3.) The Times companion piece on Kennedy's qualifications includes this curiously worded sentence: "But friends and associates say that Ms. Kennedy, 51, is no dilettante, and that her career is replete with examples of the kind of hands-on policy work and behind-the-scenes maneuvering that could serve her well." Question: If you really weren't a dilettante, would the paper of record have to rely on "friends and associates" to vouch for you? Wouldn't you have, you know, some kind of public record? Current and former employees? Colleagues?
Anyway, here are a few examples of what said friends and associates had to offer:
As one might expect, she is also the consummate insider: When Rupert Murdoch’s young daughter was applying to the Brearley School, Ms. Kennedy, a board member who had attended the school and sent her two daughters there, wrote a letter of recommendation, a News Corporation spokeswoman confirmed. ...

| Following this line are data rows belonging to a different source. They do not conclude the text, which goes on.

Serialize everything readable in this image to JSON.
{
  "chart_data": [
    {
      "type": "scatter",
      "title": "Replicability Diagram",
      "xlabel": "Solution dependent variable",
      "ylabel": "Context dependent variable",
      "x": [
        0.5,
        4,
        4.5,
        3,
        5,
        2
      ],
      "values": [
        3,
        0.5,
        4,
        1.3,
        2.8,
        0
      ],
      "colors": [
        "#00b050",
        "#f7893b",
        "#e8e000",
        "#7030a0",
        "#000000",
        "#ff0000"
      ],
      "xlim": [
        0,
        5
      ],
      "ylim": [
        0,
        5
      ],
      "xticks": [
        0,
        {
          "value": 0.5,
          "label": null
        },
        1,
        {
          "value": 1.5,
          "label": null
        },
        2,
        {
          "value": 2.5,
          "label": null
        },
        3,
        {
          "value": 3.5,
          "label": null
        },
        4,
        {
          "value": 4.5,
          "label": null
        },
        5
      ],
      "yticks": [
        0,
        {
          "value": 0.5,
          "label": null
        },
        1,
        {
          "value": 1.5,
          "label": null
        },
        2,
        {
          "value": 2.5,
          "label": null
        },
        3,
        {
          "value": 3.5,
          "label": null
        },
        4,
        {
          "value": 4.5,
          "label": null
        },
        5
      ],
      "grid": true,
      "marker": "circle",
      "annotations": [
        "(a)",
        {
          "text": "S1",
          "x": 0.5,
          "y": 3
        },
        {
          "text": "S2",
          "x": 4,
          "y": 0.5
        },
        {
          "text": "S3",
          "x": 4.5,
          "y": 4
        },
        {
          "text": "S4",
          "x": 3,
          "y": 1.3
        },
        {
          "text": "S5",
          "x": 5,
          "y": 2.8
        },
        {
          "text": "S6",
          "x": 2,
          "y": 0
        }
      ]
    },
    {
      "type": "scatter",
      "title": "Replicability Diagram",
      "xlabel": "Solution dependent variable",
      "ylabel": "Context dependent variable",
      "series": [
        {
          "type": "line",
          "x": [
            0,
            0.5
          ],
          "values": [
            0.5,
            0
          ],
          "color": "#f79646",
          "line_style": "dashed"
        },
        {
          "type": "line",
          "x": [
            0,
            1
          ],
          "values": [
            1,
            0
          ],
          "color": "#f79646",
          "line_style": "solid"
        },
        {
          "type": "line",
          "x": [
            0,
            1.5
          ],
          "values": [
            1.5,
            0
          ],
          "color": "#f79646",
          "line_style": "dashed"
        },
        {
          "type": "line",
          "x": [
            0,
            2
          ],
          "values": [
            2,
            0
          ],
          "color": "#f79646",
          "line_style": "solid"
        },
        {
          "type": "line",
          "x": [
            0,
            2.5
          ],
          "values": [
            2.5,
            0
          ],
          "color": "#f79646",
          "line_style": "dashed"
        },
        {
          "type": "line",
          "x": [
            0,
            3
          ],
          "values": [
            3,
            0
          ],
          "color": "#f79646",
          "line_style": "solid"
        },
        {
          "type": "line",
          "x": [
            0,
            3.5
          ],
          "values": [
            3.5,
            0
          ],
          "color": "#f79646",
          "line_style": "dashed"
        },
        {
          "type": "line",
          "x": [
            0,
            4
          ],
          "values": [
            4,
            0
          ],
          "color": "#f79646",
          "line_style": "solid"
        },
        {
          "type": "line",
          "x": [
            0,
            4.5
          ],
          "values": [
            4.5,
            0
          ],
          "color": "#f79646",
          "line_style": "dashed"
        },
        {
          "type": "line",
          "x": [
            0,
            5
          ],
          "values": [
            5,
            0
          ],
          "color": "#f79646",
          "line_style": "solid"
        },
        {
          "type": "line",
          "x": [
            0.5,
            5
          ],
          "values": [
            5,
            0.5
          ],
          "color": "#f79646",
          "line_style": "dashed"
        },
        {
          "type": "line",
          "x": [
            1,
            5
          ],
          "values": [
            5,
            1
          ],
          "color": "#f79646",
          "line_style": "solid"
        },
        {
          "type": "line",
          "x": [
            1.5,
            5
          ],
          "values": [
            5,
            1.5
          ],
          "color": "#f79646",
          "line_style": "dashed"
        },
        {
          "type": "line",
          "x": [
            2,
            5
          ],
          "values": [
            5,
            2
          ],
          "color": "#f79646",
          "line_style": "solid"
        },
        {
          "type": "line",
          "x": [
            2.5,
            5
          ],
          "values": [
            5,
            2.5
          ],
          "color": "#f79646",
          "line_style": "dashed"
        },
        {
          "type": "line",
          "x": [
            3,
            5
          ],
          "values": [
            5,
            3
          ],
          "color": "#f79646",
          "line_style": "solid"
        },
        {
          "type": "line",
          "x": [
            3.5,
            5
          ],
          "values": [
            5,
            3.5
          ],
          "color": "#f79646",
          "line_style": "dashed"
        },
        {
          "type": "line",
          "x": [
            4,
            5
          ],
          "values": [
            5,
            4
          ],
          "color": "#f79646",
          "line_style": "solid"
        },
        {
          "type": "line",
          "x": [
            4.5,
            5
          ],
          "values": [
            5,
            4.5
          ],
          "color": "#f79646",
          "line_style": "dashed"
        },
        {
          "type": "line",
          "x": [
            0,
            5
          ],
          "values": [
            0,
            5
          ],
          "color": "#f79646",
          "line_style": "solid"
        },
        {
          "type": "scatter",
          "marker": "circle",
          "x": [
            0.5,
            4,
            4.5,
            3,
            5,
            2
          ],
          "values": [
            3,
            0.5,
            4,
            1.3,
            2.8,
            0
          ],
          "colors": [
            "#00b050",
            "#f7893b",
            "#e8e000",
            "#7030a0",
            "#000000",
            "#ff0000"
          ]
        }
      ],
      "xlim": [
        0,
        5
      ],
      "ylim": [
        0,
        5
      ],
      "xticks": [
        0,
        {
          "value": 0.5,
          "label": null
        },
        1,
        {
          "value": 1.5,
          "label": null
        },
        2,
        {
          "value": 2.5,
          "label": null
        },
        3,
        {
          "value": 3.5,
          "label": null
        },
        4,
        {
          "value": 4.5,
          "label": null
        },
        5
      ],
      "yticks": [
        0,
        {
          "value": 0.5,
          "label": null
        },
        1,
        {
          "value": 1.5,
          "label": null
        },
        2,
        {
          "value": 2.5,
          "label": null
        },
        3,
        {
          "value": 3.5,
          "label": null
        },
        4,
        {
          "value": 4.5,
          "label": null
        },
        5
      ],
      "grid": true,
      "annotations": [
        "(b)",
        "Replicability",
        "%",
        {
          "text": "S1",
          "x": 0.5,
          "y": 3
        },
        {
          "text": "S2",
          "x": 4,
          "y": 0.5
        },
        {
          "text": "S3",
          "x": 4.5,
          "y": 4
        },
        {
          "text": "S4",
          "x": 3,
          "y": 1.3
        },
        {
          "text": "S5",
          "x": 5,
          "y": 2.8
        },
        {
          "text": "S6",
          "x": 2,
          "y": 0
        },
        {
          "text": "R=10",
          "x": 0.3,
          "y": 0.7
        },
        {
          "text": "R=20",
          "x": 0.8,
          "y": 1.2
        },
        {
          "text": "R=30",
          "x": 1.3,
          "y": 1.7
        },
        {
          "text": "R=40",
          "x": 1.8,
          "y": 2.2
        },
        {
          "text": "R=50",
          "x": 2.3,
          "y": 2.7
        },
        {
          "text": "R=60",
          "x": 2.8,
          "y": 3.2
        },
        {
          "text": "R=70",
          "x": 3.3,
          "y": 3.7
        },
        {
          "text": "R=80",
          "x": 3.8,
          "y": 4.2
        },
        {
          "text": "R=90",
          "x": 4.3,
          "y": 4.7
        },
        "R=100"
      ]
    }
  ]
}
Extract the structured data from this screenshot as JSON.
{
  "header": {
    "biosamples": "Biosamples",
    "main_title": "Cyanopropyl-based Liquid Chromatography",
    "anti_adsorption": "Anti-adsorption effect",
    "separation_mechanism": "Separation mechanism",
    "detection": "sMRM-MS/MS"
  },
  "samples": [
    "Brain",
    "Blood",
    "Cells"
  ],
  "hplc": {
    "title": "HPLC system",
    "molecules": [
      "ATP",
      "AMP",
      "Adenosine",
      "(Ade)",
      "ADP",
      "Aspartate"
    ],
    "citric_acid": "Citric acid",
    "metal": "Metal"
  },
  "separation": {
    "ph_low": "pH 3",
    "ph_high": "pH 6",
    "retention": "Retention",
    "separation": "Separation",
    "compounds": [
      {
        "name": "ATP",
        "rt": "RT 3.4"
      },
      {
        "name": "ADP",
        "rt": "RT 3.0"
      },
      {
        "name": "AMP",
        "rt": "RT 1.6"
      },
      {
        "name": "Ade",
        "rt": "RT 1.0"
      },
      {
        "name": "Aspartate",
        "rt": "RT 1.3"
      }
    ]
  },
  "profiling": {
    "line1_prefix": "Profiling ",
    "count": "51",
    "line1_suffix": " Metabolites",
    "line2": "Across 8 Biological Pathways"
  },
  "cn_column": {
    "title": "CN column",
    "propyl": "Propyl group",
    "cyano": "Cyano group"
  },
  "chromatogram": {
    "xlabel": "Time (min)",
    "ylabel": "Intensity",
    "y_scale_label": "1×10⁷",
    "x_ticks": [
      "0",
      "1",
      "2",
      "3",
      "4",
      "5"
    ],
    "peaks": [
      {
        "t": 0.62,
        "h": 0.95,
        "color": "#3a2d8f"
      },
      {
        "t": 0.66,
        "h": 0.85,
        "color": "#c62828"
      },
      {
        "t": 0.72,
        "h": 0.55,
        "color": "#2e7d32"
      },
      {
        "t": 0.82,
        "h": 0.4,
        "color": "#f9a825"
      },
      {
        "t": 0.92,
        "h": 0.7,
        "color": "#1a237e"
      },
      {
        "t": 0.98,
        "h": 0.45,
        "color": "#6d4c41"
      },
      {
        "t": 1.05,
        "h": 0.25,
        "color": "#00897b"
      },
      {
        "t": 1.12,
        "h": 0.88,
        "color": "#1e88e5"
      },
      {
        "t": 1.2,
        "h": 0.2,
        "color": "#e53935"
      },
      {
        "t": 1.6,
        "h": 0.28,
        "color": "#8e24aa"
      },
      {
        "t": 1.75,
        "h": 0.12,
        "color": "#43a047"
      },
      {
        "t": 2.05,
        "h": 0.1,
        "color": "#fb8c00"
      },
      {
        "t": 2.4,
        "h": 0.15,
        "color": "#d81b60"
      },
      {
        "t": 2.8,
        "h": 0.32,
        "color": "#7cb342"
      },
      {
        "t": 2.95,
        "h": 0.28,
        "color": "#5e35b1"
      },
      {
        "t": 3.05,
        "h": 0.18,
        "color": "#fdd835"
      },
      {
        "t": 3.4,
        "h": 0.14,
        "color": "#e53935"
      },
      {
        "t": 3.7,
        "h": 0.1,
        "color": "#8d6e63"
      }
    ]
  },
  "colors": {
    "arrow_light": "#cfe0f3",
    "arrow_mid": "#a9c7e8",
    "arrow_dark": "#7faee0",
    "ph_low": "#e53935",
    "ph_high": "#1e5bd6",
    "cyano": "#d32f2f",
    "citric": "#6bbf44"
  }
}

They and several others, described a woman who is surprisingly down to earth: who carried sensible shoes in her bag for the walk home from a dressy event at Tavern on the Green; who declined a lift downtown when caught without an umbrella in a rainstorm, instead heading for the subway in a baseball cap; who does not shirk her periodic safety patrol duty, with its reflective vests and walkie-talkies, as a Collegiate School mom; who is an assiduous e-mailer, if not so fast at returning voice mail; who has a personal assistant, but does not use her as a gatekeeper the way so many not-so-famous people do; and who loves to play Running Charades, a version of the popular parlor game.
As I say, phone calls this week. Next week, the world.
Update: Commenter butchie b makes a good point--it's a little difficult to take someone seriously if they complained about Sarah Palin's qualifications but are now embracing Kennedy. Now, obviously, Palin was running for vice president (and was therefore a possible future president) while Kennedy is up for a Senate seat. On the other hand--and I'd never thought I'd write this sentence--Palin is vastly more qualified than Kennedy. I don't think it's a stretch to say that Kennedy is less qualified for the Senate than Palin was for the presidency.